3) Yürürlüğe giren yeni Tüzükte yer alan kurallar, Sovyetler Birliği dağılmadan önce ve henüz Karadeniz petrolleri konusu ortada yokken hazırlanmıştır.
4) Yürürlüğe giren yeni Tüzük hazırlanırken bir tek amaç hedeflenmiştir: “Kaza nedenlerini ortadan kaldırarak, güvenliği sağlamak“. (Ve bazılarının iddia ettiği gibi, Tüzük hazırlanırken “gemileri merasime tabi tutmak, geçişleri geciktirmek, sınırlamak ya da bazı gemilerin geçişini önlemek” amaçlanmamıştır. Ancak, “güvenliği sağlamaya yönelik kurallar”, gecikme, sınırlama ve önlemlere neden olursa, bu kaçınılmazdır ve dünyanın her yerinde böyledir. Çünkü, başka türlü güvenlik sağlanamaz. Yalnız, gecikme, sınırlama ve önlemler Tüzüğün uygulanamamasından ya da yanlış uygulanmasından ileri geliyorsa, bu önlenmelidir.)

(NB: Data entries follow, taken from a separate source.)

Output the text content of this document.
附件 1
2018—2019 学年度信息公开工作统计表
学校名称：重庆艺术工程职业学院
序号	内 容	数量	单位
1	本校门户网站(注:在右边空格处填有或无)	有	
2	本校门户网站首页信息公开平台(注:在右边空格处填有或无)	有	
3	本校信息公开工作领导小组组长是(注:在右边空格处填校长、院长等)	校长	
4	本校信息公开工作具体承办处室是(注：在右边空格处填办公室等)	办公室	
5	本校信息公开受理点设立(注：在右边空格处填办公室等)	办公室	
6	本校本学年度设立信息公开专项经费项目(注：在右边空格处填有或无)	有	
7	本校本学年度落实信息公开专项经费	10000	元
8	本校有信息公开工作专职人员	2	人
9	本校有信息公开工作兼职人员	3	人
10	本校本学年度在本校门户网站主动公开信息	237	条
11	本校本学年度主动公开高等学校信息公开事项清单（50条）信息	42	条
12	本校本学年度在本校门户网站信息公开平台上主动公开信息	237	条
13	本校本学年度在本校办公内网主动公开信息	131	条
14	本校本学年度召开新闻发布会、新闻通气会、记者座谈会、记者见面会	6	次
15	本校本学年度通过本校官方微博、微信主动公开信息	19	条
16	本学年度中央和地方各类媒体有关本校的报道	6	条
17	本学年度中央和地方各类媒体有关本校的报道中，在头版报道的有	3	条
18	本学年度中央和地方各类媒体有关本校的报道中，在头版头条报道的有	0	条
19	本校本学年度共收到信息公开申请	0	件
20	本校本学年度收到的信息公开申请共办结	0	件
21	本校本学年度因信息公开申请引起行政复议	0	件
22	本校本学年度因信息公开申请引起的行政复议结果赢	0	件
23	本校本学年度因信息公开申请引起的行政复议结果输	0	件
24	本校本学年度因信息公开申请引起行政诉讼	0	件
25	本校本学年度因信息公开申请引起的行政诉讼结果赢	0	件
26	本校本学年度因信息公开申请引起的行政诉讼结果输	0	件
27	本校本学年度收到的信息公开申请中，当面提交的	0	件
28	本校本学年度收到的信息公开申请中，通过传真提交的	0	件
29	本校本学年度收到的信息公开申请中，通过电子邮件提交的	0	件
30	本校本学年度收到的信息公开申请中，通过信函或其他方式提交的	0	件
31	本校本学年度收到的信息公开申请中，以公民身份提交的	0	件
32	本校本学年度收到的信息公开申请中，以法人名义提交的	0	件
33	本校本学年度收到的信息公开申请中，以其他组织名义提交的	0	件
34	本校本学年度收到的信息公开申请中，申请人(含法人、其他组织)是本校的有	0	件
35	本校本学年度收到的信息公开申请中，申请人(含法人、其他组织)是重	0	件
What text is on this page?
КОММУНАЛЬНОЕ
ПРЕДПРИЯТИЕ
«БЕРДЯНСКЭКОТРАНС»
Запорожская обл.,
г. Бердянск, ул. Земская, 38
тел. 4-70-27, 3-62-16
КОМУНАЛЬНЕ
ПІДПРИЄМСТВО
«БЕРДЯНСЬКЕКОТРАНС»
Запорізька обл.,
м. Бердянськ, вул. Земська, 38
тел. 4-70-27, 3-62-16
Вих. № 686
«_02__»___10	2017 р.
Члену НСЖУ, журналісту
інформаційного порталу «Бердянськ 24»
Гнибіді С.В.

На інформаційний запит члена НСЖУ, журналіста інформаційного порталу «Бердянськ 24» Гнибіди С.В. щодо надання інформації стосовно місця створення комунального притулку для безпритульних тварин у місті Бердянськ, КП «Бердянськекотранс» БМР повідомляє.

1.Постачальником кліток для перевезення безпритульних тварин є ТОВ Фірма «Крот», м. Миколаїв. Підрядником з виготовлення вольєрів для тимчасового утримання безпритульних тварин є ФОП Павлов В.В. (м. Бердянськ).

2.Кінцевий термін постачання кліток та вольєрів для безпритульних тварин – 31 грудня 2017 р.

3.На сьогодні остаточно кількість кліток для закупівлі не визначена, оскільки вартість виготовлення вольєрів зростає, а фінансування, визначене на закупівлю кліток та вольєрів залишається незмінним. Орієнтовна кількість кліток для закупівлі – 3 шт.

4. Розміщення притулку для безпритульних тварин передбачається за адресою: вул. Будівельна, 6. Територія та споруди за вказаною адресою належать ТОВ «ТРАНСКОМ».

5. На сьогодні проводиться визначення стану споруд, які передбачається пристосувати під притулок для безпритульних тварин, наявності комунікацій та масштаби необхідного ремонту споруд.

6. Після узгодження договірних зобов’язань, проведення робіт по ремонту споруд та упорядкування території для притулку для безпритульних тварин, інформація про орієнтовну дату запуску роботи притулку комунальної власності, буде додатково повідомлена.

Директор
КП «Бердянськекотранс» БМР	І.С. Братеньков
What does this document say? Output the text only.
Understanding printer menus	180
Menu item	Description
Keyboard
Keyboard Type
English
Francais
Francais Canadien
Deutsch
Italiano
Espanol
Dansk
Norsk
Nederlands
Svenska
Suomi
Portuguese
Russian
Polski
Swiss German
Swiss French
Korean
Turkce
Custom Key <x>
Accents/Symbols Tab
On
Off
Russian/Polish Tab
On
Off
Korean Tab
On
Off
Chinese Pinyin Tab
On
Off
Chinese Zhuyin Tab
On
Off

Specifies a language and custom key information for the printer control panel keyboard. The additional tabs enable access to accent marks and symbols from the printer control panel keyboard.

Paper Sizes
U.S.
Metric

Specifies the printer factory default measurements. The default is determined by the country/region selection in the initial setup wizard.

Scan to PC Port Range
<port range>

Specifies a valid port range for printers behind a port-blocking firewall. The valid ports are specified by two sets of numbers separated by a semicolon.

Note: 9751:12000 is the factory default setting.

5) Yeni Tüzük’te yer alan bütün kuralların benzerleri, dünyanın başka yerlerinde de yıllardır, uygulanmaktadır.
6) Yeni Tüzükte yer alan bütün maddelerin, Uluslararası Hukuka, Montreux Sözleşmesi’ne, IMO kurallarına ve İç Hukuka uygun olması için özen gösterilmiştir.
7) Boğazlarımızda ortaya çıkabilecek büyük bir kaza, tüm yönleriyle önce bizi, sonra da deniz trafiğinin uzun süre durmasıyla Karadeniz çevresinde yer alan ve onlarla ticaret yapan öbür ülkeleri de yaralar.
8) Boğazlarda güvenliğin sağlanması için hazırlanmış yeni Tüzüğü, petrol ve doğal gaz boru hatları sorunuyla karıştırmak, çok haklı olduğumuz “Boğazlarda güvenliğin sağlanması” davasında, haklılığımıza gölge düşürür. Başka ülkeleri, yanlış düşünmeye ve hareket etmeye sevk eder.
9) Yeni Tüzük, bilgisayarlı kara radar ağı sistemine dayanan bir “Gemi Trafik Yönetim Hizmetleri” (Vessel Traffıc Management Services) kurulmadan, tam olarak uygulanamaz. Hatalar yapılır, terslikler olur, trafik akışı aksar, gereksiz beklemeler ortaya çıkar.
10) Bilgisayarlı kara radar ağı sistemine dayanan bir “Gemi Trafik Yönetim Hizmetleri”, yalnızca Tüzüğün tam anlamıyla uygulanmasına yaramakla kalmayacaktır. Birçok başka yararı yanında asıl, çatışmaların olmasını çok büyük oranda önleyecektir. (Bu konu geniş olduğundan, ayrı bir yazıda ele almak istiyorum).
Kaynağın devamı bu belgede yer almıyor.